Una identidad de este tipo no se construye partiendo de la nada, claro está, porque toda identidad política supone unas raíces, una historia compartida o varias historias compartidas y entrelazadas. Pero sí que transforma esas historias en algo nuevo al adherirse a los valores universalistas de la Constitución. Como es obvio, esta era también una excelente opción para una España que contaba con historias, narrativas y símbolos compartidos, y optaba por los valores universalistas de una Constitución democrática. Diferentes tendencias sociales y políticas podían confluir en esa identidad nueva.
Sin duda, el patriotismo constitucional tiene límites, entre ellos —según dicen algunos autores—, que incurre en abstinencia emocional, que no suscita las adhesiones emotivas requeridas por cualquier forma de patriotismo. Lo cual sería una deficiencia, de ser cierto, porque la dimensión afectiva, la experiencia emocional de un vínculo colectivo, es esencial. Sin una motivación moral, que impulse la adhesión al modelo político, la democracia no funciona adecuadamente. Por eso en los últimos tiempos se insiste en la necesidad de articular razón y emociones en la vida política, como apuntaba Marcus en The Sentimental Citizen (2002), recordaba Nussbaum en Emociones políticas (2013) y, más recientemente, Ignacio Morgado en Emociones corrosivas (2017). Si una sociedad democrática no trata de crear adhesiones también emocionales hacia sus principios, no es extraño que propuestas totalitarias o autoritarias, fuertemente emotivas, erosionen e incluso destruyan la democracia.
Una sociedad democrática también debe crear adhesiones emocionales hacia sus principios
No es fácil superar este obstáculo, pero para lograrlo podría servir una distinción, que se ha hecho en el mundo de las motivaciones cívicas, entre un compromiso primario y un compromiso derivado con la comunidad política. El compromiso primario es el que el ciudadano contrae directamente con la comunidad porque es la suya, ocurra en ella lo que ocurra. Es el compromiso propio del patriota nacionalista. Tiene la ventaja de asegurar la lealtad de quienes lo sienten así, pero también el inconveniente de ser acrítico con las malas actuaciones de la propia comunidad.

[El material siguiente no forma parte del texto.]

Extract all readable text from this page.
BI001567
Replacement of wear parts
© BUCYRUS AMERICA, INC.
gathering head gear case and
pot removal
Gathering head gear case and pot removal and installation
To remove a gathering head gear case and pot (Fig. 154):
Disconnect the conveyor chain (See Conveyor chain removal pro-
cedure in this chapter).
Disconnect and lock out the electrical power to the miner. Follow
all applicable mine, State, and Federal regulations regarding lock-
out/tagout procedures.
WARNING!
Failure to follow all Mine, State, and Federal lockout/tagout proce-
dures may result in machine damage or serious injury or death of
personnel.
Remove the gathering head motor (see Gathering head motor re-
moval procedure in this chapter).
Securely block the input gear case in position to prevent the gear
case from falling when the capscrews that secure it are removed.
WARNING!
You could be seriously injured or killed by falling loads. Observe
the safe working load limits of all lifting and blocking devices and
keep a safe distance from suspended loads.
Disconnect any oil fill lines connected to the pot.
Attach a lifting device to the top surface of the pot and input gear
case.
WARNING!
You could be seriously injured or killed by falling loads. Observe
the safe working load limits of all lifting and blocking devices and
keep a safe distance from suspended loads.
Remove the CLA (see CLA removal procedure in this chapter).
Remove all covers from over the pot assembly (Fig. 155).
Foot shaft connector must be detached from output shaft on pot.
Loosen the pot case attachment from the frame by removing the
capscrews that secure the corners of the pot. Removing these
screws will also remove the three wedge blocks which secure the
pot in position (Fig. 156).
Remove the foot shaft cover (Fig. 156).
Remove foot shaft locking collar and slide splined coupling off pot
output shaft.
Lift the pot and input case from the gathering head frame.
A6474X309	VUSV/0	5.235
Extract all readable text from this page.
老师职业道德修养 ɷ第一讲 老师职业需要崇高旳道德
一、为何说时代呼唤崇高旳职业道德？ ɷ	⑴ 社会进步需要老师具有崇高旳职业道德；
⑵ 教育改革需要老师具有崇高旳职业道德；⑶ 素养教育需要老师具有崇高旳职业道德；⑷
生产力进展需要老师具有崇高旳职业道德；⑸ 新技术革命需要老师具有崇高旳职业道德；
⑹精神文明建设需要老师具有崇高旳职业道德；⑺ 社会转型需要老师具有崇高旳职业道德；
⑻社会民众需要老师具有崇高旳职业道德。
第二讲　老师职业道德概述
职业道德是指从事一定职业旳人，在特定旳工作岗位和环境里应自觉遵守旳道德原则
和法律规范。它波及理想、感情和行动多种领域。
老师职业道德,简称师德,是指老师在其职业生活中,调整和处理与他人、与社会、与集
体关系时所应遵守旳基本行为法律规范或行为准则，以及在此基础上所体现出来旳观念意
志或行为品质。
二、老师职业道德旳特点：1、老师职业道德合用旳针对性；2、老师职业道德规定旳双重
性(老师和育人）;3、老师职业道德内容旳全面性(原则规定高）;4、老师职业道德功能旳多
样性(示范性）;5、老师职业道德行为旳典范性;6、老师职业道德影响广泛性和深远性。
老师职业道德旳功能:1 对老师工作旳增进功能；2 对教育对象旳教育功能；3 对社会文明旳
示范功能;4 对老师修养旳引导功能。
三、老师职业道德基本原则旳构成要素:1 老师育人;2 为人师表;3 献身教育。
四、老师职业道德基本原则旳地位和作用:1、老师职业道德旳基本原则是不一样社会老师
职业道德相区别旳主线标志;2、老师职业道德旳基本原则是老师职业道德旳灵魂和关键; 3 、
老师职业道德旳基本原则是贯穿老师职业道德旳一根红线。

El compromiso derivado, por su parte, es el que el ciudadano contrae con su comunidad política, con su Estado, sobre todo porque le parece un instrumento eficaz para realizar valores y principios universales que él aprecia de forma primaria. En este caso, el ciudadano se siente perteneciente a su Estado, pero se identifica primariamente con los valores y principios éticos que el Estado puede ayudar a encarnar, y se adhiere a él de forma derivada. Lo mismo sucede en el caso de comunidades políticas supranacionales, como la Unión Europea, que generarían entonces un compromiso derivado.
Naturalmente, constatar que los valores de ese patriotismo constitucional no se encarnan en la vida diaria, que no se resuelven problemas prioritarios como los que mencionamos anteriormente, provoca una crisis socioeconómica y política y genera desafección. Y se puede reformar la Constitución, por supuesto, porque no hay ninguna ley que sea intocable, ni siquiera la fundamental, pero no es eso lo que llevará a superar la crisis.
En cuanto al problema territorial, lo urgente y lo importante es revisar el sistema de financiación para que cualquier ciudadano se sepa y sienta igualmente tratado en cualquier lugar de España. Al fin y al cabo, la igual dignidad de las personas y el trato igual constituyen la divisa progresista de la Ilustración.
Adela Cortina es catedrática de Ética y Filosofía Política de la Universidad de Valencia, miembro de la Real Academia de Ciencias Morales y Políticas y directora de la Fundación ÉTNOR.